Yousafzai presented U.N. Secretary-General Ban Ki-moon with a petition signed by 4 million people, asking leaders to guarantee that 57 million children around the world who are not able to receive an education be given the opportunity to do so.
In July, action star Chuck Norris took to his WND column to praise Yousafzai for having the courage to advocate girls' and women's education around the world.
"Aren't those some riveting truths and, even more, a rallying cry to continue to fight tyranny over the human mind and spirit?" Norris asked. "When courageous souls are willing to confront strongholds, they can overcome any adversity and change any culture."
Norris added, "Malala is a warrior wiser than any extremist leader. She knows the Taliban members are afraid of educated women because they know that women's freedom means their loss of control and demise. They fear women will know the truth and the truth will set them free."
According to a Reuters, 5 million children in Pakistan do not attend school.
But now that Yousafzai has released her book, "I Am Malala," a massive media campaign has been launched in yet another effort to silence her, according to the Middle East Media Research institute, or MEMRI.
"[S]ome columnists selected passages from her book on issues that could be sensitive in Pakistan's deeply religious society and launched a media campaign to discredit the teenage youth icon among Pakistani children," MEMRI reported.
In one instance, Zaid Hamid, a security analyst who is reportedly "perceived in Pakistan as a demagogue advocating jihad for the establishment of a global Islamic caliphate," declared:
"[Yousafzai] is just a 14-year-old girl and she is not a thinker, a philosopher or an ideologue. But now … a small innocent girl is being used and abused [by the West] against the state of Pakistan, against Muslims."

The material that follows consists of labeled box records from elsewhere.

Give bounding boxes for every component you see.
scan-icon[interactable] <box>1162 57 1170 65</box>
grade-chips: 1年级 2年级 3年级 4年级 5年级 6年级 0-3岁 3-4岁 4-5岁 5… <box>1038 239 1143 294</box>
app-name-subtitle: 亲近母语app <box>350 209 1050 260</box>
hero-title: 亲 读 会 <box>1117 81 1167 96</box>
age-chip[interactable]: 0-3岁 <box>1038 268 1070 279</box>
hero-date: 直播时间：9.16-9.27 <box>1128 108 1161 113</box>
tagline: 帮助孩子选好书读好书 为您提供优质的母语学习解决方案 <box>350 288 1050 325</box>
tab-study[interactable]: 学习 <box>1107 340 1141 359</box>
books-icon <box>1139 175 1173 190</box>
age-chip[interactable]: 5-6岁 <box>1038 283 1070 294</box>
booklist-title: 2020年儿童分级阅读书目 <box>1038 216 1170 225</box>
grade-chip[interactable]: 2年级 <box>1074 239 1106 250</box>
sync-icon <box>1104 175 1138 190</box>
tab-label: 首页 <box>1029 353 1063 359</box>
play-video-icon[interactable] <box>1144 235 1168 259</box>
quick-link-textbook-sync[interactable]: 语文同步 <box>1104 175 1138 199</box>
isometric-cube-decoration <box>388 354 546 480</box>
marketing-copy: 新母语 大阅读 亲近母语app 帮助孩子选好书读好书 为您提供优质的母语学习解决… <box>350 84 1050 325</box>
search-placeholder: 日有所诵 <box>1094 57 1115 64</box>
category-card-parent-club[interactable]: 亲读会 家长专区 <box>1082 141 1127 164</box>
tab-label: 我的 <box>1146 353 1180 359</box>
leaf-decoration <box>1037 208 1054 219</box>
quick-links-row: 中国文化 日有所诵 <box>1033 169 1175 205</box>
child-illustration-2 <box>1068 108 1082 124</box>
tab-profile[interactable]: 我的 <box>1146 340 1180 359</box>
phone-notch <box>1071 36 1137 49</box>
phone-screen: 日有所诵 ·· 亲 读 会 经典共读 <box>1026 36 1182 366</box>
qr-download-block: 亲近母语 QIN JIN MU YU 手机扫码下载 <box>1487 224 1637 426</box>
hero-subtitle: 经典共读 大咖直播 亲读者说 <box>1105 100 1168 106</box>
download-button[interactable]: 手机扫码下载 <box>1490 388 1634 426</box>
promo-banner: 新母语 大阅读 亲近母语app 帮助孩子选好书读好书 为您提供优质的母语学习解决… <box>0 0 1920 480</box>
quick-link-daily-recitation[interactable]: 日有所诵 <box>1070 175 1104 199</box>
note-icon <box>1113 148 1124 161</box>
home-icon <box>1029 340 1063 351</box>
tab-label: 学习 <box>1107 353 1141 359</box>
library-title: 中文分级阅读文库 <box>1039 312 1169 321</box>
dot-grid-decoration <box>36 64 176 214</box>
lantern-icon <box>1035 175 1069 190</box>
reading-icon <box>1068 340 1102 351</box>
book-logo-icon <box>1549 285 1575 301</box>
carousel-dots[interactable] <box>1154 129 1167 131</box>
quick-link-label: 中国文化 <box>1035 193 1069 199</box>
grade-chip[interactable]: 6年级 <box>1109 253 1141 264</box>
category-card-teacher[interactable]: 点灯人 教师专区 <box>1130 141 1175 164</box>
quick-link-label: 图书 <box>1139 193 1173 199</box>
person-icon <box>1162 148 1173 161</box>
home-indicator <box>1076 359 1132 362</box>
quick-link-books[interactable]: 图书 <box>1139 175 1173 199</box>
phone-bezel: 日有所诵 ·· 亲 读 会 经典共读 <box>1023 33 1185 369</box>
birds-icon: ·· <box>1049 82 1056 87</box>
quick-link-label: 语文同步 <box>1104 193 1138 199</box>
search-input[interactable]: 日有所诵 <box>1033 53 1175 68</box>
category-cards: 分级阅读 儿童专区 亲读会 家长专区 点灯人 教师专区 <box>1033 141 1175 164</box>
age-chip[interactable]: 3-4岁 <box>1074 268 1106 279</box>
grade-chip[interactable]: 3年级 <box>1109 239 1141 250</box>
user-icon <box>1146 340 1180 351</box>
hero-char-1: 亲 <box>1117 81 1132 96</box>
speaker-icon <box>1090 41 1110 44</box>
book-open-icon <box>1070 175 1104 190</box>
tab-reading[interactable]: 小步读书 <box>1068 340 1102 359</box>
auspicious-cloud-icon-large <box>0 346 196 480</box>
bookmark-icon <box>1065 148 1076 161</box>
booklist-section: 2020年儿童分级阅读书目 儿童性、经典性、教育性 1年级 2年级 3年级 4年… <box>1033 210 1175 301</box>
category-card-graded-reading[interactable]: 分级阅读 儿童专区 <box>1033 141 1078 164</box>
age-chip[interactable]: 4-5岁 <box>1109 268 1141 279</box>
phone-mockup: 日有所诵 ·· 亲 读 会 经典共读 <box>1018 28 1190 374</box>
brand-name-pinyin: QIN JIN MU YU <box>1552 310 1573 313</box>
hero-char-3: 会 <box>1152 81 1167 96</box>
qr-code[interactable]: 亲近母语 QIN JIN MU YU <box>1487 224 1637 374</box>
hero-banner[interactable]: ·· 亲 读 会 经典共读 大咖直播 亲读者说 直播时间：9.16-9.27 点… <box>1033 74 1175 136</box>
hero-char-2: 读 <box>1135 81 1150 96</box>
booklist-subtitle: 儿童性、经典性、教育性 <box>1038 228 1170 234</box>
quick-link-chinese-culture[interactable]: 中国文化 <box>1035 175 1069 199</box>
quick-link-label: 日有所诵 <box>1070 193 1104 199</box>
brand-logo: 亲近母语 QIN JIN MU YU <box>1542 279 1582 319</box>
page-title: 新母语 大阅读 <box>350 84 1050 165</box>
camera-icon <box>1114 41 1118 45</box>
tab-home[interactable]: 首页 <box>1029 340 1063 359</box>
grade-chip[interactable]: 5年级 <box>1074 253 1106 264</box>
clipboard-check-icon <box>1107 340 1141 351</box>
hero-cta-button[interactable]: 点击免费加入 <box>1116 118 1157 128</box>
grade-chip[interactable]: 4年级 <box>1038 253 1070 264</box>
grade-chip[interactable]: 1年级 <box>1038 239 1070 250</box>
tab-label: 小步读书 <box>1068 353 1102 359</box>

In July, Hamid told a Pakistan television channel:
"The majority of the people in Pakistan has now begun to understand that more than 100,000 Muslims have been killed at the hands of the [Tehreek-e-Taliban Pakistan]. And picking up an injured 14-year-old girl [Yousafzai] from among those over 100,000 dead and attempting through her to give this impression that Pakistan is against girls' education, the religion of Islam is against girls education, to me, it is the similar kind of disinformation and propaganda which was carried out against the Taliban in Afghanistan that they are against the education of Afghan girls."
He continued, "However, the reality is that they were opposed to co-education [system]. We don't justify, in any case, what has happened to Malala. The Tehreek-e-Taliban Pakistan was not our creation. It is now a known fact that they are the CIA and [India's] RAW-backed militants who, while sitting in Afghanistan, are waging a war against the state of Pakistan. They are not fighting against women's education only. …"
The anchor asked Hamid, "Zaid Sahib, you are saying that the West is not raising the issue of the killings of 100,000 people but it is picking up the case of a girl, Malala Yousafzai. What are you saying, is there also a conspiracy on the issue of Malala in your view?"
Hamid referenced an Oscar-winning documentary by Pakistani filmmaker Sharmeen Obaid-Chinoy called, "Saving Face."
"[In the film,] acid is thrown on the face of a woman, and that film was awarded to give the impression that all the Pakistani men keep throwing acid on every woman's face in Pakistan," he argued. "And you never see our positive things being projected in the world."
While Hamid claimed his "sympathies are with Malala," he added, "We don't believe the propaganda, whether she got the bullet or not [fired by the Taliban militants]. In short, she was shot at and got injured and suffered atrocities and brutalities. She is just a 14-year-old girl and she is not a thinker, a philosopher, or an ideologue, but now that a small innocent girl is being used and abused against the state of Pakistan, against Muslims, to give this impression that the whole fight of the [Taliban] in Pakistan is perhaps a war against women's education."